Cela fait presque une dizaine d’années que les studios hollywoodiens souhaitent adapter le roman, The Meg, de Steve Alten. Un projet risqué et incongru au regard du marché actuel, soutenu par les productions télévisuelles navrantes, mais réjouissantes, pullulant depuis quelques années sur SyFy par exemple. Le spectateur s’éclate à regarder des requins tournoyer au cœur de tornades ahurissantes, mais le délire a fait beaucoup de mal à la plus intense peur primale du cinéma. Le cinéma n’a point fait d’efforts non plus outre quelques productions autour de la survie de personnages bloqués sur un rocher (Instinct de survie) ou coincés dans une cage dans les profondeurs des mers mexicaines (47 Meters Down). Le requin agit alors comme un outil de peur de la même manière que les marées hautes, la faim ou le noir. Mais un vrai film de requins est devenu rare au cinéma depuis presque une vingtaine d’années. On a tous encore en tête le Peur Bleue réalisé par Renny Harlin en 1999, puis plus rien. Il en serait même démodé de produire un tel film aujourd’hui.
Il faut dire qu’Hollywood n’a jamais réussi à faire mieux que Les Dents de la Mer par Steven Spielberg depuis 1975. Un moment donc que les idées sont ressassées, copiées, au sein même de la propre saga chère à la Universal. On citera juste Les Dents de la Mer 2 comme référence ultime avant de s’attaquer à cette nouvelle production estivale qu’est En Eaux Troubles.

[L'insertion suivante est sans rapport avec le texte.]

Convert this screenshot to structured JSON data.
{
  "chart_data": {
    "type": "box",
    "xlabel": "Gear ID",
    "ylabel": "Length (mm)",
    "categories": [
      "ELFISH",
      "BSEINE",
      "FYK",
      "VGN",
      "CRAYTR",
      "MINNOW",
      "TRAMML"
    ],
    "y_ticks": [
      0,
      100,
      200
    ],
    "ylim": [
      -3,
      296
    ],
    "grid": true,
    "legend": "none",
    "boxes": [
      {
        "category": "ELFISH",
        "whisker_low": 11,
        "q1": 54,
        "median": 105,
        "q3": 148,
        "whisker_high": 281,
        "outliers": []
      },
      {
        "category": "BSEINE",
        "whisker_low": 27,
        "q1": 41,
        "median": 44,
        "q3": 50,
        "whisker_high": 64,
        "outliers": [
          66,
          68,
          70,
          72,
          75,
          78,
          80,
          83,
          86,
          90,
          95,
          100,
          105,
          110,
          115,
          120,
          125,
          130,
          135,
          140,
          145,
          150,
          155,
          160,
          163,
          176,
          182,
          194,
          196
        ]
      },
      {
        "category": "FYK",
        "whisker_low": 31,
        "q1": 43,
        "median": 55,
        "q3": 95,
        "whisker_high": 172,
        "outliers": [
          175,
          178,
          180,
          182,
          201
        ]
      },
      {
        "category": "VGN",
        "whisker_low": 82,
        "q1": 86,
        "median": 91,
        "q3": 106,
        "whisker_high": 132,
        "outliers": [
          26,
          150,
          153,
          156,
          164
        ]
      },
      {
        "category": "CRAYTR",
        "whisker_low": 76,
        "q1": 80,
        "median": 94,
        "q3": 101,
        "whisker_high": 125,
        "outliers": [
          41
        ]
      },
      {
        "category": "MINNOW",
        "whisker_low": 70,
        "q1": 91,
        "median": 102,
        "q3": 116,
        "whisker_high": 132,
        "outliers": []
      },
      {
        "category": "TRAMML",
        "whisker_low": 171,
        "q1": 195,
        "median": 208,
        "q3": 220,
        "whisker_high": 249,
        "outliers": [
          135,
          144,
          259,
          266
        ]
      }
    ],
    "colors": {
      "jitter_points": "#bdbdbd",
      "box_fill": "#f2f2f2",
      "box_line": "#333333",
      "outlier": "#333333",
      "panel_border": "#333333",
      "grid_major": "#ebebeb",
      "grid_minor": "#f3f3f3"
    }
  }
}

Ce qui rentre en compte de façon très importante avec En Eaux Troubles est le fait que le film est destiné en premier lieu au marché chinois. De son titre original The Meg, Warner Bros a pensé son film pour les chinois et rien que pour eux. On connaît leurs affections pour les énormes bêtes et les actioners bodybuildés, d’où la présence de Jason Statham en premier plan sur l’affiche.
Le marché chinois est devenu primordial pour les studios américains depuis quelques années. Des blockbusters sont produits à destination de ce marché lucratif à l’image de Pacific Rim Uprising, Rampage, Skycrapers ou encore Kong – Skull Island. Les studios n’hésitent pas à s’associer ou à créer des branches dédiées sur place pour contourner la législation et les quotas d’importation de films étrangers. Les divertissements sont alors en partie chinois et Américains soutenus par le savoir-faire des artisans américains et l’attrait d’une star hollywoodienne en haut de l’affiche. The Meg en est une nouvelle fois la preuve. On peut penser aussi à La Grande Muraille où Matt Damon était la caution américaine à cette production d’envergure pour le territoire asiatique par la Universal.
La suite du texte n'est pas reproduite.